Recently at work a drive in a server machine had been causing problems, and sometimes even crashing the machine. When you reboot the machine, the BIOS reported a hard drive failure. So I ran a sector scan which came back with 0 bad sectors. I wasn't expecting that, I was for sure there would be a lot of bad sectors. Well it turns out, most newer hard drives employ a little technique to make you think the drive is still doing great when in fact it is dying. They have extra sectors on the hard drive which are held in reserve, there is no way for the operating system to access these sectors. When the hard drive detects a bad sector, it stops using that sector and replaces it with one of these reserved sectors. So to the outside world the drive is still running great, but internally the failures have begun.

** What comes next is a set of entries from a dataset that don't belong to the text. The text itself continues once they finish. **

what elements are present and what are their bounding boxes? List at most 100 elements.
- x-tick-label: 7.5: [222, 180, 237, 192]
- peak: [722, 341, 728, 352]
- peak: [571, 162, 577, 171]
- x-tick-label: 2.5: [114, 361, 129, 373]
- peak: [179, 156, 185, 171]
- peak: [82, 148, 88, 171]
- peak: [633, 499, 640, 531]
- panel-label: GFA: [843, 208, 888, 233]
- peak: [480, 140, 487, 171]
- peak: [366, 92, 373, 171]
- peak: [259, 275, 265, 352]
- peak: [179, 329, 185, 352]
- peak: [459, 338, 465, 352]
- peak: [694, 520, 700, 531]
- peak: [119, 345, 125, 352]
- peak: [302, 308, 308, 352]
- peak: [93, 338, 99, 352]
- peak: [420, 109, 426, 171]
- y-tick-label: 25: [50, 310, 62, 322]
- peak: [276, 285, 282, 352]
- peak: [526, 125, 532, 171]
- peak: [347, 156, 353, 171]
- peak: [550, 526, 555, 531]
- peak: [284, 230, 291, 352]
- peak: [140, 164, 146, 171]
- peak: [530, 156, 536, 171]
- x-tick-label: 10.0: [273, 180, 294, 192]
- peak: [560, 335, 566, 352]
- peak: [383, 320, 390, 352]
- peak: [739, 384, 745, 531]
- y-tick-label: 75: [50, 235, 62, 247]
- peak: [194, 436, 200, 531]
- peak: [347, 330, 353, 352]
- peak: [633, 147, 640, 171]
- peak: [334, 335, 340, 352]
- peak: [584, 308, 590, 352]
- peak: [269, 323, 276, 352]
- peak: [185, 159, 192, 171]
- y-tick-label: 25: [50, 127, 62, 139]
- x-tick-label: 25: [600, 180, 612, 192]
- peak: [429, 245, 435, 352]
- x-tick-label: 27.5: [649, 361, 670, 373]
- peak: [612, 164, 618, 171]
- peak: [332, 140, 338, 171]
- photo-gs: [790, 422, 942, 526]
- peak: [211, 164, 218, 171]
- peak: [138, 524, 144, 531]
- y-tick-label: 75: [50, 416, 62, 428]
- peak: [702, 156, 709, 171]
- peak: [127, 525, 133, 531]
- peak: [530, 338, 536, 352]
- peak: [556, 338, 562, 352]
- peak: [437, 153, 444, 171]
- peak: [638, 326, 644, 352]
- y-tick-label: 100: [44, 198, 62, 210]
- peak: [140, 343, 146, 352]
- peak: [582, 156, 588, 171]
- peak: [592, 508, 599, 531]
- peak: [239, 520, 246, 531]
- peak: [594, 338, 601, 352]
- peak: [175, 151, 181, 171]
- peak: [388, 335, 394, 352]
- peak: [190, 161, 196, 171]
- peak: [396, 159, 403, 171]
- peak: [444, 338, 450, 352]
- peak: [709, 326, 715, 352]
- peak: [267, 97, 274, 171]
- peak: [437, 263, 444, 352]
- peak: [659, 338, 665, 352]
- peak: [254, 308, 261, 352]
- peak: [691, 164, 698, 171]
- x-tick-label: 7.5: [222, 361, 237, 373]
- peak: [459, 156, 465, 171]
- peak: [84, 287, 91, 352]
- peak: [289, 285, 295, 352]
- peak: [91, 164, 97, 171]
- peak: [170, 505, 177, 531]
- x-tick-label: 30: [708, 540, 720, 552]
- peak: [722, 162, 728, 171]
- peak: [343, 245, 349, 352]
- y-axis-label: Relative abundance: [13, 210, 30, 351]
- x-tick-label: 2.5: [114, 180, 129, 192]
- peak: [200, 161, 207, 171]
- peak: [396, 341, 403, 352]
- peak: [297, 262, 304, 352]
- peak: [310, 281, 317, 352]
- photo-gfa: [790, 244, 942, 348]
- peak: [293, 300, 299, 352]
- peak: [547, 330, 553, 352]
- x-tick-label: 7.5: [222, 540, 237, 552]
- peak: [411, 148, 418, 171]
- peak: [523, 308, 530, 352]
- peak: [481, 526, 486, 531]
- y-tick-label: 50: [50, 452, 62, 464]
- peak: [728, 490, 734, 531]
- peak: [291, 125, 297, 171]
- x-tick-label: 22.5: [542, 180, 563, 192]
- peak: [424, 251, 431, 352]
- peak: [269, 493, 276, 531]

It turns out there is a way to detect and track this. Newer hard drives have what is called S.M.A.R.T. (or Self-Monitoring, Analysis and Reporting Technology). Basically the drive tracks statistics about it's own operation; number of hours in use, number of reads and writes, etc. One of the stats it tracks is number of reallocated sectors. Checking the S.M.A.R.T. stats on the failing drive I found over 5,000 reallocated sectors. Indeed, the drive was failing.
So how do you read these stats? There are tons of free and commercial tools that read and display this info. I like Defraggler by Piriform. In addition to reading and displaying S.M.A.R.T. data it is a great disk defragger, and it's free!